D'abord, signifier de manière ferme et précise leurs croyances (investment belief) à tous leurs collaborateurs. «C'est un défi, reconnaît Bernard Morency, de la CDPQ. Il faut, entre autres, apprendre à nos gestionnaires de portefeuille à résister aux pressions des médias et du public.» Même son de cloche du côté de l'OIRPC : «Les mentalités court-termistes persistantes du monde des affaires et de l'investissement freinent le virage vers la création de valeur à long terme, reconnaît Michel Leduc. Il faudra du temps, des efforts et de la persévérance».
Ensuite, FLCT incite les investisseurs institutionnels à adopter une approche active et engagée ; autrement dit, à veiller de plus près à leurs investissements.

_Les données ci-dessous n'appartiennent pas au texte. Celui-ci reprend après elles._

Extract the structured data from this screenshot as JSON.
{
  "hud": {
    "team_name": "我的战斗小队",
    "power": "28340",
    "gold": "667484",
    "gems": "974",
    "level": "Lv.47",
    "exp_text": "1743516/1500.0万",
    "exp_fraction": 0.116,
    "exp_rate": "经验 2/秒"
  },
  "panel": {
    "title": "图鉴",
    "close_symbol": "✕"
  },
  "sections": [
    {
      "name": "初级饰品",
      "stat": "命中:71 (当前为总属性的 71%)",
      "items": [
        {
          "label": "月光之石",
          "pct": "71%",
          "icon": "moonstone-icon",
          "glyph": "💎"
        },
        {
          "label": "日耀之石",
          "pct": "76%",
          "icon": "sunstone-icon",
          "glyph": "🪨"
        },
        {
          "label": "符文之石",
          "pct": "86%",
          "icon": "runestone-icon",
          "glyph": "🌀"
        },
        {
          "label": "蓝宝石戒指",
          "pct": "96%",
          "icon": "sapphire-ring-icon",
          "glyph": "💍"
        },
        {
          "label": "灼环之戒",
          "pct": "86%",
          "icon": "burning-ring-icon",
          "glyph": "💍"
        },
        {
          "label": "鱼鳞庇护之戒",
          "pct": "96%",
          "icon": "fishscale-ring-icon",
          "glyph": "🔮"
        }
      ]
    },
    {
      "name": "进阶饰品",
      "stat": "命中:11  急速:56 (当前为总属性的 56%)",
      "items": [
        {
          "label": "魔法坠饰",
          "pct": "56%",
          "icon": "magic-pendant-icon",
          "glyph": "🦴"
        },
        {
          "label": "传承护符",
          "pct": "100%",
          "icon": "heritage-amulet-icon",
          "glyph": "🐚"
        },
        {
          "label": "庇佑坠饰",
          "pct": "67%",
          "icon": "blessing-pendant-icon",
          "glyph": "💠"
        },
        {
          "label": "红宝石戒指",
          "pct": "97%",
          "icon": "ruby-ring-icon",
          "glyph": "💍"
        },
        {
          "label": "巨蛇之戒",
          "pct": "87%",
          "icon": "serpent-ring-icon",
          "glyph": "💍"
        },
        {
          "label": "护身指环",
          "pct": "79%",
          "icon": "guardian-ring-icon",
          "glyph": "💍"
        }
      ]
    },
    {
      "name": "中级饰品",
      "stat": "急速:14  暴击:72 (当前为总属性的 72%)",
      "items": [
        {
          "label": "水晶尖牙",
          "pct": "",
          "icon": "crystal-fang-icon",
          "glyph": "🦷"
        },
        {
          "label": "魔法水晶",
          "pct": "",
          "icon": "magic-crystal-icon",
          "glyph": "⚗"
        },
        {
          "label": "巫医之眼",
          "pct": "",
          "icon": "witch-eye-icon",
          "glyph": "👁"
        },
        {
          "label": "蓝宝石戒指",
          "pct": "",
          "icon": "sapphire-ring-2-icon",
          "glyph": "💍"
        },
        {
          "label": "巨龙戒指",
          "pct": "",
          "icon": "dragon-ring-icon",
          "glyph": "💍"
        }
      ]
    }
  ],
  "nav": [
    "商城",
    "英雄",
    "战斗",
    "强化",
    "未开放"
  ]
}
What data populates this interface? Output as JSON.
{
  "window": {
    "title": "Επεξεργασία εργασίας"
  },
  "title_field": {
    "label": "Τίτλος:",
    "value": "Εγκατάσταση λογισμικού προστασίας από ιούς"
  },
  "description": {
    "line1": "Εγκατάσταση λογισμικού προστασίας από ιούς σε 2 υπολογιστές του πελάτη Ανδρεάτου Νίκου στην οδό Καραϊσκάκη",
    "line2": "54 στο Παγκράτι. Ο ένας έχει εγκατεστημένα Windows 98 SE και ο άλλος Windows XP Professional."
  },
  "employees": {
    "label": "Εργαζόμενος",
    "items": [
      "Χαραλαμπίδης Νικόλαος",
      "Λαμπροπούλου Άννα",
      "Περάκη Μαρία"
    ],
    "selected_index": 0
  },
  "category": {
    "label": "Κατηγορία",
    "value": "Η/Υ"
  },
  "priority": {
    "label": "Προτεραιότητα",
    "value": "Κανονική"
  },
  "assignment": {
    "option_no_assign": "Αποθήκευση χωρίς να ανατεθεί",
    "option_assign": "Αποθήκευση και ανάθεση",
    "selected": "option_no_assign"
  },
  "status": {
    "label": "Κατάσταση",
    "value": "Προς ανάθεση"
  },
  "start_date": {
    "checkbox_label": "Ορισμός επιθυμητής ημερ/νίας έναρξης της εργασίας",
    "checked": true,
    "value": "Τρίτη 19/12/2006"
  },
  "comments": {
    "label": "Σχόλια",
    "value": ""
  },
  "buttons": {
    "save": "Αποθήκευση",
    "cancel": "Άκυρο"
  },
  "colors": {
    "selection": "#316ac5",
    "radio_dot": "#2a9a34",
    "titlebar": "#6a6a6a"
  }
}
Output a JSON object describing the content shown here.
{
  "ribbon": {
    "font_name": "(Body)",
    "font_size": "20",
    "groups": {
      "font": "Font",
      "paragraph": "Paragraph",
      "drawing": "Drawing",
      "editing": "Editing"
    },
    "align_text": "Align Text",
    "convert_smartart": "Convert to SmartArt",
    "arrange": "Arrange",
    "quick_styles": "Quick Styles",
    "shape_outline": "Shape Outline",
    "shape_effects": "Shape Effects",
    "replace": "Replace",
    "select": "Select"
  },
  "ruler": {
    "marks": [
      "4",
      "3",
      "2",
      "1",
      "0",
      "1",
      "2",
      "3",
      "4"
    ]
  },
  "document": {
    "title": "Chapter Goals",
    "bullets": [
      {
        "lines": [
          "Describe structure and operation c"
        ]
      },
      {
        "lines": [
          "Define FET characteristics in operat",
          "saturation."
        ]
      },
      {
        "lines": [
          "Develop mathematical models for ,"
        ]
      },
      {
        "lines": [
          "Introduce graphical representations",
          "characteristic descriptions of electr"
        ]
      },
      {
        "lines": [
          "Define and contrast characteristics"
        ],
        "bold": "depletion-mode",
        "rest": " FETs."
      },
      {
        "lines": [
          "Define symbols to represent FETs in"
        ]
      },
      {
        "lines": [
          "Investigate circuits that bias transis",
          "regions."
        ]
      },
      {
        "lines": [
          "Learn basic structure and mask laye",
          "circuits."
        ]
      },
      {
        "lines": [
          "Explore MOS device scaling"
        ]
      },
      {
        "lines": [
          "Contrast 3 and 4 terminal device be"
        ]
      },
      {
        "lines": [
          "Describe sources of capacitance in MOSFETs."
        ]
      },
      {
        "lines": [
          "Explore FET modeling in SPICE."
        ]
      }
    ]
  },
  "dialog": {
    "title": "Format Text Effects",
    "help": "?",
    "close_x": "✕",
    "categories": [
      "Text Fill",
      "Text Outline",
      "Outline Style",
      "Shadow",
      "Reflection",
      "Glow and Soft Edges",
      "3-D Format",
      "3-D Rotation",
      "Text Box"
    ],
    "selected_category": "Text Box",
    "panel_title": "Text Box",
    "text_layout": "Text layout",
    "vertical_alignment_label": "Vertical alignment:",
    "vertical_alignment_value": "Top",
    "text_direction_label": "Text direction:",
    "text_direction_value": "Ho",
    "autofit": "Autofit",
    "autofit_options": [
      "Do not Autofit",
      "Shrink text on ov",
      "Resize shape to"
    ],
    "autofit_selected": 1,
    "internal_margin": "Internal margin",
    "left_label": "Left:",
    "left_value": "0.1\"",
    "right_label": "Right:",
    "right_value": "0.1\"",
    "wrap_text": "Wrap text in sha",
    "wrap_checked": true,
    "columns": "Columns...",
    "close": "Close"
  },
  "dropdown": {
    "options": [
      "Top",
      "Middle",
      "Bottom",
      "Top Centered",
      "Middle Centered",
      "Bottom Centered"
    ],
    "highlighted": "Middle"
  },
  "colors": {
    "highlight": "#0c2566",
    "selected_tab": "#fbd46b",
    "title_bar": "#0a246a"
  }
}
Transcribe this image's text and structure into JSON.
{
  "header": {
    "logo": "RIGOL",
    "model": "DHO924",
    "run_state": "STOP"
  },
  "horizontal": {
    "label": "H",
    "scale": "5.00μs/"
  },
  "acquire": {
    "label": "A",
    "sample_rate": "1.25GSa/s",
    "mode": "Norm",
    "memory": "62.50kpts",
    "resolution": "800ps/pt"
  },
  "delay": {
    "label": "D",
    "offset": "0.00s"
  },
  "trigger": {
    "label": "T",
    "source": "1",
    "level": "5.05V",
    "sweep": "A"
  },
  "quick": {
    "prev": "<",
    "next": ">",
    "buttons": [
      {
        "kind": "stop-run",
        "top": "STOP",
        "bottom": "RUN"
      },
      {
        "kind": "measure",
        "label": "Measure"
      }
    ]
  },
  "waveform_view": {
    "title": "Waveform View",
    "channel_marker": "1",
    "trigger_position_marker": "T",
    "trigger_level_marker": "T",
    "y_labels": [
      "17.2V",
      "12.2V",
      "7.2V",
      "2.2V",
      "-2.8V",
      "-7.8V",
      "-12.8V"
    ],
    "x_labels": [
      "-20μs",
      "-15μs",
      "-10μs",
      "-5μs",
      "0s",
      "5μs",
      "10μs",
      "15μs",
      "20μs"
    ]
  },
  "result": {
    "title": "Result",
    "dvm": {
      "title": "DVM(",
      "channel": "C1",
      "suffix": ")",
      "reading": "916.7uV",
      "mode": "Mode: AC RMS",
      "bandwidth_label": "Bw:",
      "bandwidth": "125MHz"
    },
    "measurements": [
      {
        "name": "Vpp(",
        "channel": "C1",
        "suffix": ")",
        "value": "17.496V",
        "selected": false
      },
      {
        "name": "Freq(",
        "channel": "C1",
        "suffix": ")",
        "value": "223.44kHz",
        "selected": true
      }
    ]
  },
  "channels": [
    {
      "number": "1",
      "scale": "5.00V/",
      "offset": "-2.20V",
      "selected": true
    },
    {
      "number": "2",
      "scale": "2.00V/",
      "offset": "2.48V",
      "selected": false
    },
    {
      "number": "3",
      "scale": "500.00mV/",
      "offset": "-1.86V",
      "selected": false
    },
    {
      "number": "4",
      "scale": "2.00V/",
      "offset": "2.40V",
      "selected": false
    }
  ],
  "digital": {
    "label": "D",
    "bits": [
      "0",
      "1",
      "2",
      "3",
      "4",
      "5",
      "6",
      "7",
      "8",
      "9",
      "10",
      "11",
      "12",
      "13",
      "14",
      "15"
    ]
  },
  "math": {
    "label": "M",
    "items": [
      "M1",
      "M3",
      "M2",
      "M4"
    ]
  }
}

Les CA, quant à eux, doivent améliorer le dialogue avec les investisseurs. Ils doivent s'assurer que la stratégie de l'entreprise soit bien communiquée afin d'attirer des investisseurs qui permettront de la déployer. Enfin, le CA devrait consacrer la partie la plus importante de son temps et de son énergie au soutien à la stratégie et à la création de valeur durable.
Yvan Allaire, pour sa part, juge que la solution repose en partie sur la composition de l'actionnariat. «Il faut privilégier une forme d'actionnariat qui imperméabilise la direction aux pressions court-termistes.» Il fait allusion à la notion d'actionnaire de contrôle : «Il doit y avoir un propriétaire». Les gestionnaires de fonds sont allergiques aux entreprises affichant un actionnaire de contrôle. Ils ne peuvent pas les influencer, poursuit M. Allaire. «La vérité, c'est que les intérêts des gestionnaires de fonds sont rarement compatibles avec ceux de la société, affirme-t-il. Et que les marchés financiers ne sont pas efficaces. C'est un leurre. Il faut les encadrer.»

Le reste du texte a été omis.